Sebelumnya diberitakan, bursa saham Asia Pasifik melemah pada hari perdagangan terakhir Jumat, 29 Desember 2023. Sementara itu, bursa saham China menguat didukung kenaikan saham perusahaan teknologi.

Dikutip dari CNBC, perusahaan elektronik China Xiaomi merinci rencana memasuki pasar kendaraan listrik China yang sudah jenuh. Saham Xiaomi turun lebih dari 4 persen di Hong Kong.

Perusahaan berupaya bersaing dengan raksasa otomotif Tesla dan Porsche. Xiaomi akan habiskan dana USD 1,4 miliar untuk pengembangannya.

Indeks Hang Seng di Hong Kong turun 0,20 persen. Indeks CSI 300 China menguat 0,49 persen ke posisi 3.431,11.

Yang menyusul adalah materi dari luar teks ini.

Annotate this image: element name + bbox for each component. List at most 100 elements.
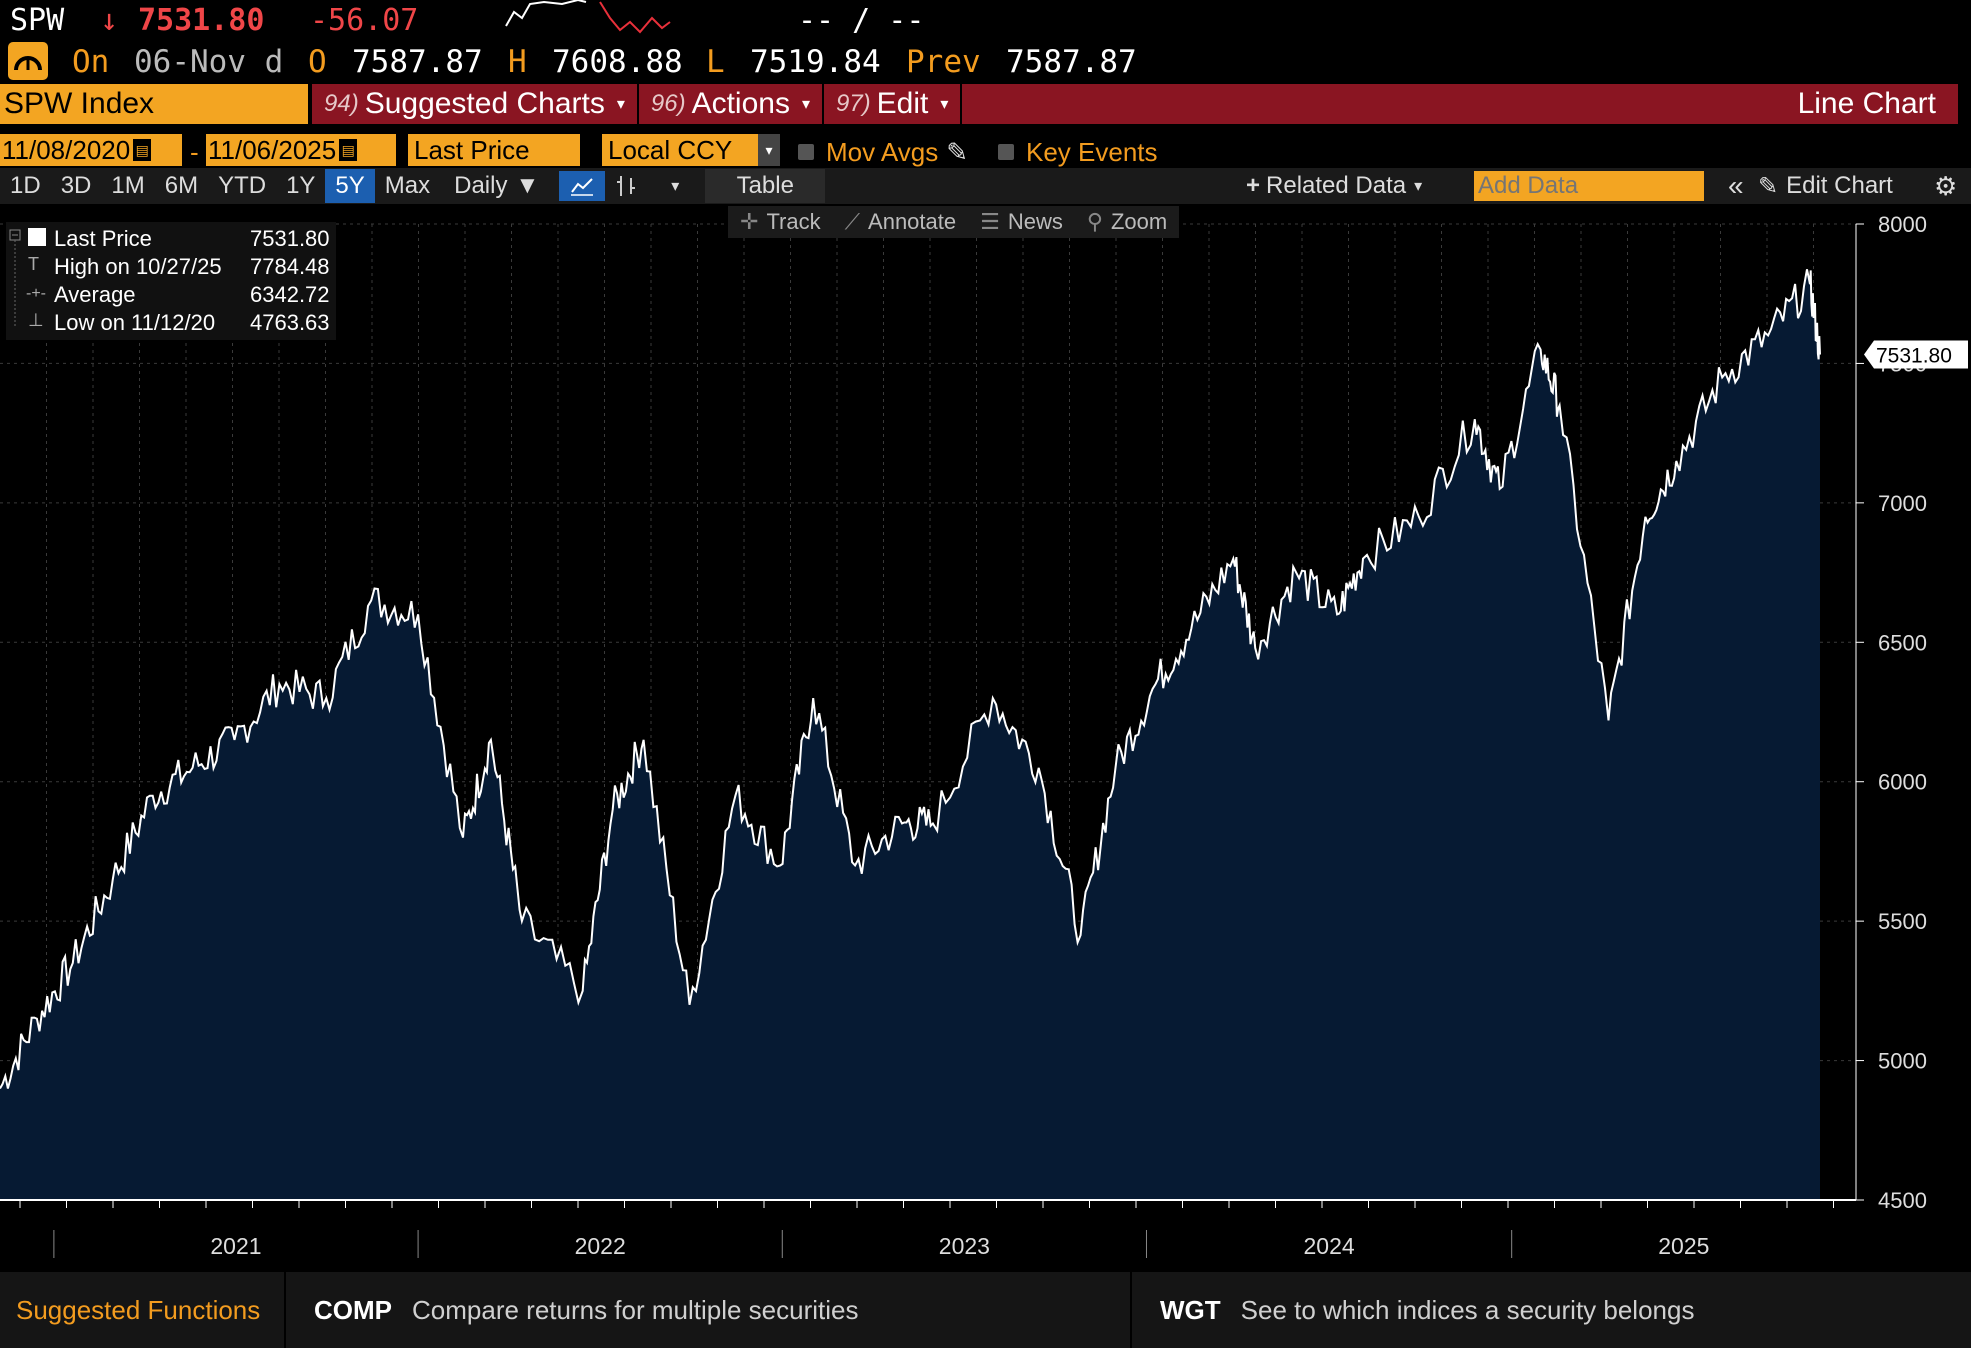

Indeks China dan Hong Kong masing-masing menguat lebih dari 2 persen pada perdagangan sesi sebelumnya. Akan tetapi, indeks Hang Seng catat penurunan terbesar pada 2023 di antara bursa saham Asia Pasifik.

Indeks CSI 300 China merosot 11,8 persen pada 2023, sedangkan indeks Hang Seng anjlok 14 persen.

Indeks Nikkei 225 di Jepang turun 0,22 persen ke posisi 33.464,17. Sepanjang 2023, indeks Nikkei 225 menguat lebih dari 28 persen, dan menjadikannya pasar dengan kinerja terbaik di Asia.

Indeks Topix menguat 0,19 persen ke posisi 2.366,39. Indeks Topix bertambah lebih dari 25 persen pada 2023.Indeks Kospi melesat 18,7 persen pada 2023. Indeks Kosdaq bertambah 27,5 persen.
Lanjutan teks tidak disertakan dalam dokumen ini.